My great grandfather was an undocumented immigrant in this country; so were lots of our relatives. Then what gives me the right to be here?? I tell that to people sometimes who ask me why I’m helping people who undermine our economy, who steal work from ‘real’ Americans. And though I could also make a million arguments about the varied permeability of the US border over time, about the amount of money that immigrants provide our tax base without receiving equal services in return… I do this work because there is no one looking out for these people. They have come here to work; they work without safety equipment, and often without pay; then they are arrested and deported. So I hand out respirators and talk to men with no homes and no families, and feel un-heroic.
Before I left SF this last time, all sorts of people told me how proud they were that I am going to “save the people of New Orleans.” Oy. Vey. And then the people here are always thanking us for coming here and helping. (And I acknowledge that I suffer from a certain amount of this Jewish tendency: “Oh this dress? I bought it at Marshall’s for ten bucks!”) But really, heroism is trying to rebuild your house in a low lying flood plain and support your grandma and travel thousands of miles from home to send money back to your family in Mexico/El Salvador/Guatemala/Texas. I just try to notice once or twice a week.

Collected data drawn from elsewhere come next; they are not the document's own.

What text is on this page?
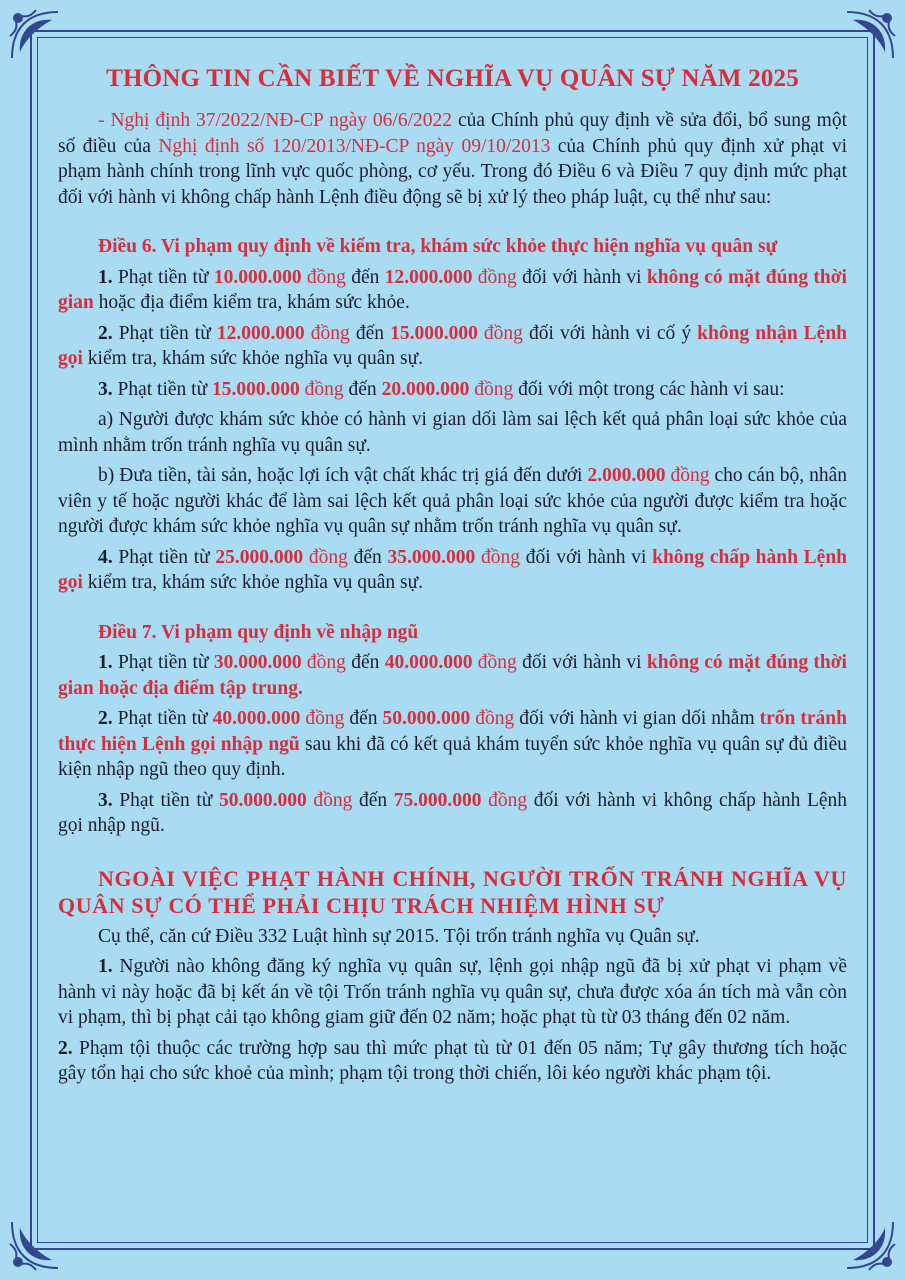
THÔNG TIN CẦN BIẾT VỀ NGHĨA VỤ QUÂN SỰ NĂM 2025

- Nghị định 37/2022/NĐ-CP ngày 06/6/2022 của Chính phủ quy định về sửa đổi, bổ sung một số điều của Nghị định số 120/2013/NĐ-CP ngày 09/10/2013 của Chính phủ quy định xử phạt vi phạm hành chính trong lĩnh vực quốc phòng, cơ yếu. Trong đó Điều 6 và Điều 7 quy định mức phạt đối với hành vi không chấp hành Lệnh điều động sẽ bị xử lý theo pháp luật, cụ thể như sau:

Điều 6. Vi phạm quy định về kiểm tra, khám sức khỏe thực hiện nghĩa vụ quân sự

1. Phạt tiền từ 10.000.000 đồng đến 12.000.000 đồng đối với hành vi không có mặt đúng thời gian hoặc địa điểm kiểm tra, khám sức khỏe.

2. Phạt tiền từ 12.000.000 đồng đến 15.000.000 đồng đối với hành vi cố ý không nhận Lệnh gọi kiểm tra, khám sức khỏe nghĩa vụ quân sự.

3. Phạt tiền từ 15.000.000 đồng đến 20.000.000 đồng đối với một trong các hành vi sau:

a) Người được khám sức khỏe có hành vi gian dối làm sai lệch kết quả phân loại sức khỏe của mình nhằm trốn tránh nghĩa vụ quân sự.

b) Đưa tiền, tài sản, hoặc lợi ích vật chất khác trị giá đến dưới 2.000.000 đồng cho cán bộ, nhân viên y tế hoặc người khác để làm sai lệch kết quả phân loại sức khỏe của người được kiểm tra hoặc người được khám sức khỏe nghĩa vụ quân sự nhằm trốn tránh nghĩa vụ quân sự.

4. Phạt tiền từ 25.000.000 đồng đến 35.000.000 đồng đối với hành vi không chấp hành Lệnh gọi kiểm tra, khám sức khỏe nghĩa vụ quân sự.

Điều 7. Vi phạm quy định về nhập ngũ

1. Phạt tiền từ 30.000.000 đồng đến 40.000.000 đồng đối với hành vi không có mặt đúng thời gian hoặc địa điểm tập trung.

2. Phạt tiền từ 40.000.000 đồng đến 50.000.000 đồng đối với hành vi gian dối nhằm trốn tránh thực hiện Lệnh gọi nhập ngũ sau khi đã có kết quả khám tuyển sức khỏe nghĩa vụ quân sự đủ điều kiện nhập ngũ theo quy định.

3. Phạt tiền từ 50.000.000 đồng đến 75.000.000 đồng đối với hành vi không chấp hành Lệnh gọi nhập ngũ.

NGOÀI VIỆC PHẠT HÀNH CHÍNH, NGƯỜI TRỐN TRÁNH NGHĨA VỤ QUÂN SỰ CÓ THỂ PHẢI CHỊU TRÁCH NHIỆM HÌNH SỰ

Cụ thể, căn cứ Điều 332 Luật hình sự 2015. Tội trốn tránh nghĩa vụ Quân sự.

1. Người nào không đăng ký nghĩa vụ quân sự, lệnh gọi nhập ngũ đã bị xử phạt vi phạm về hành vi này hoặc đã bị kết án về tội Trốn tránh nghĩa vụ quân sự, chưa được xóa án tích mà vẫn còn vi phạm, thì bị phạt cải tạo không giam giữ đến 02 năm; hoặc phạt tù từ 03 tháng đến 02 năm.

2. Phạm tội thuộc các trường hợp sau thì mức phạt tù từ 01 đến 05 năm; Tự gây thương tích hoặc gây tổn hại cho sức khoẻ của mình; phạm tội trong thời chiến, lôi kéo người khác phạm tội.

Reading my own words 13 years later, I think a few things. One is: I fell down on the job. On one hand, Katrina – and Common Ground in its 2005-6 incarnation – changed me politically, as it did for many people. It got me rethinking race and racism in the US, how governments and their agencies work, and what building justice looks like. On the other hand, I haven’t been calling my congresspeople. I haven’t been paying attention in the ways that were so obvious during the Bush II administration. I have gotten two graduate degrees, I have supported students doing good work, but ICE has persisted, has further embedded its own existence.
Today I persist in writing.
I’m not sure what I have to say yet, but you’re here and maybe I have gotten you to think about what action means, too.
Here‘s one place I think is doing good work; maybe you will give them some dollars and they will pay the bond for folks who have been detained, and provide them with legal services. The organizations that have persisted for so in fighting for justice on the border are spread thin right now; they have big ideas waiting in the wings, too.